FULL SOURCE CODE: SQL SERVER FOR DATA ANALYTICS AND VISUALIZATION WITH PYTHON GUI
Author | : Vivian Siahaan |
Publisher | : BALIGE PUBLISHING |
Total Pages | : 450 |
Release | : 2022-10-06 |
ISBN-10 | : |
ISBN-13 | : |
Rating | : 4/5 ( Downloads) |
Download or read book FULL SOURCE CODE: SQL SERVER FOR DATA ANALYTICS AND VISUALIZATION WITH PYTHON GUI written by Vivian Siahaan and published by BALIGE PUBLISHING. This book was released on 2022-10-06 with total page 450 pages. Available in PDF, EPUB and Kindle. Book excerpt: This book uses SQL SERVER version of MySQL-based Sakila sample database. It is a fictitious database designed to represent a DVD rental store. The tables of the database include film, film_category, actor, customer, rental, payment and inventory among others.
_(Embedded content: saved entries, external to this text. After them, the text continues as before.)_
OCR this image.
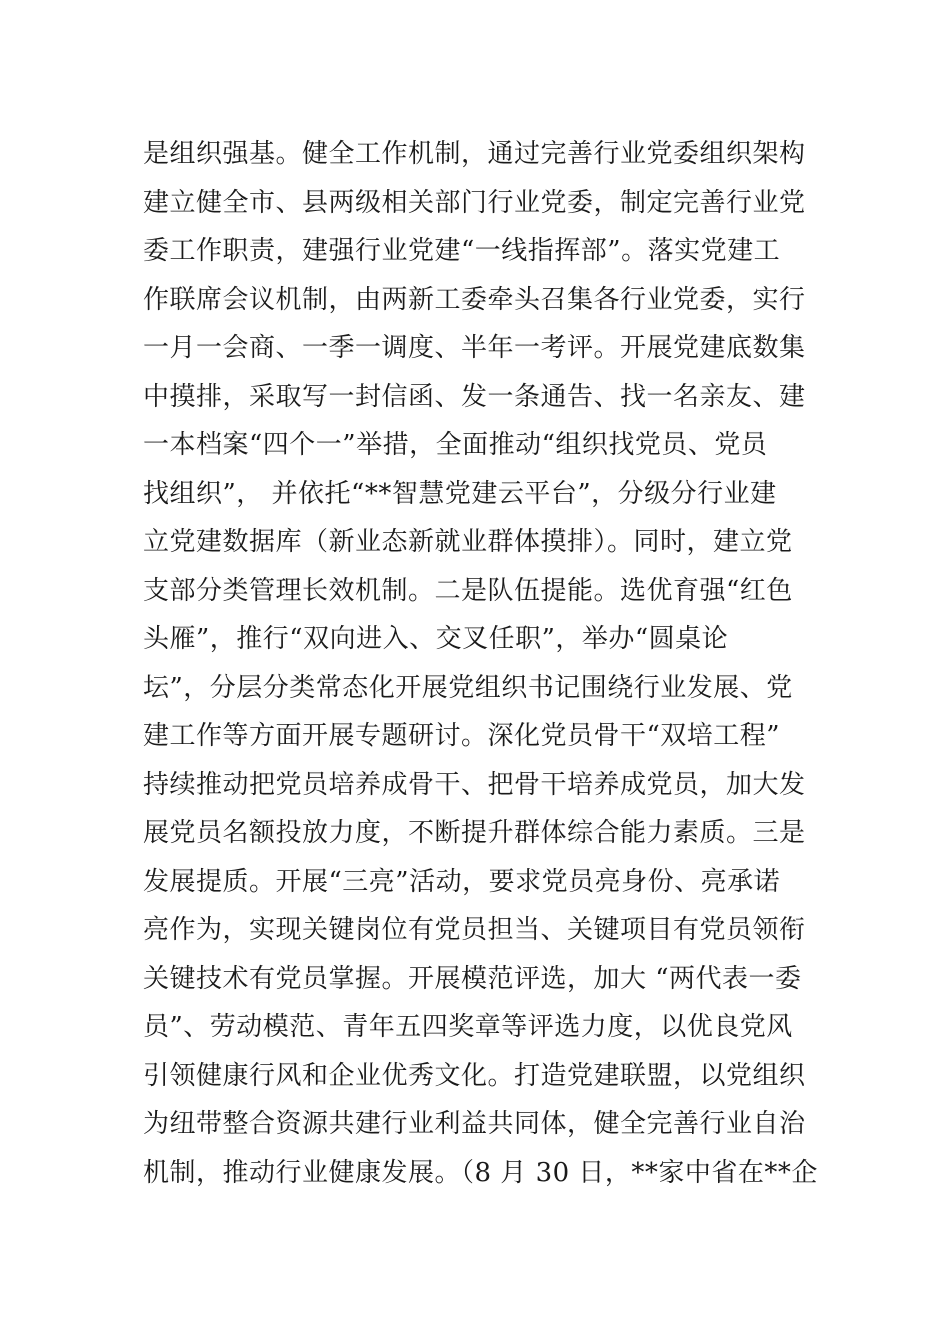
是组织强基。健全工作机制，通过完善行业党委组织架构
建立健全市、县两级相关部门行业党委，制定完善行业党
委工作职责，建强行业党建“一线指挥部”。落实党建工
作联席会议机制，由两新工委牵头召集各行业党委，实行
一月一会商、一季一调度、半年一考评。开展党建底数集
中摸排，采取写一封信函、发一条通告、找一名亲友、建
一本档案“四个一”举措，全面推动“组织找党员、党员
找组织”， 并依托“**智慧党建云平台”，分级分行业建
立党建数据库（新业态新就业群体摸排）。同时，建立党
支部分类管理长效机制。二是队伍提能。选优育强“红色
头雁”，推行“双向进入、交叉任职”，举办“圆桌论
坛”，分层分类常态化开展党组织书记围绕行业发展、党
建工作等方面开展专题研讨。深化党员骨干“双培工程”
持续推动把党员培养成骨干、把骨干培养成党员，加大发
展党员名额投放力度，不断提升群体综合能力素质。三是
发展提质。开展“三亮”活动，要求党员亮身份、亮承诺
亮作为，实现关键岗位有党员担当、关键项目有党员领衔
关键技术有党员掌握。开展模范评选，加大 “两代表一委
员”、劳动模范、青年五四奖章等评选力度，以优良党风
引领健康行风和企业优秀文化。打造党建联盟，以党组织
为纽带整合资源共建行业利益共同体，健全完善行业自治
机制，推动行业健康发展。（8 月 30 日，**家中省在**企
The Sakila sample database is intended to provide a standard schema that can be used for examples in books, tutorials, articles, samples, and so forth. Detailed information about the database can be found on website: https://dev.mysql.com/doc/index-other.html. In this project, you will develop GUI using PyQt5 to: read SQL SERVER database and every table in it; read every actor in actor table, read every film in films table; plot case distribution of film release year, film rating, rental duration, and categorize film length; plot rating variable against rental_duration variable in stacked bar plots; plot length variable against rental_duration variable in stacked bar plots; read payment table; plot case distribution of Year, Day, Month, Week, and Quarter of payment; plot which year, month, week, days of week, and quarter have most payment amount; read film list by joining five tables: category, film_category, film_actor, film, and actor; plot case distribution of top 10 and bottom 10 actors; plot which film title have least and most sales; plot which actor have least and most sales; plot which film category have least and most sales; plot case distribution of top 10 and bottom 10 overdue customers; plot which customer have least and most overdue days; plot which store have most sales; plot average payment amount by month with mean and EWM; and plot payment amount over June 2005.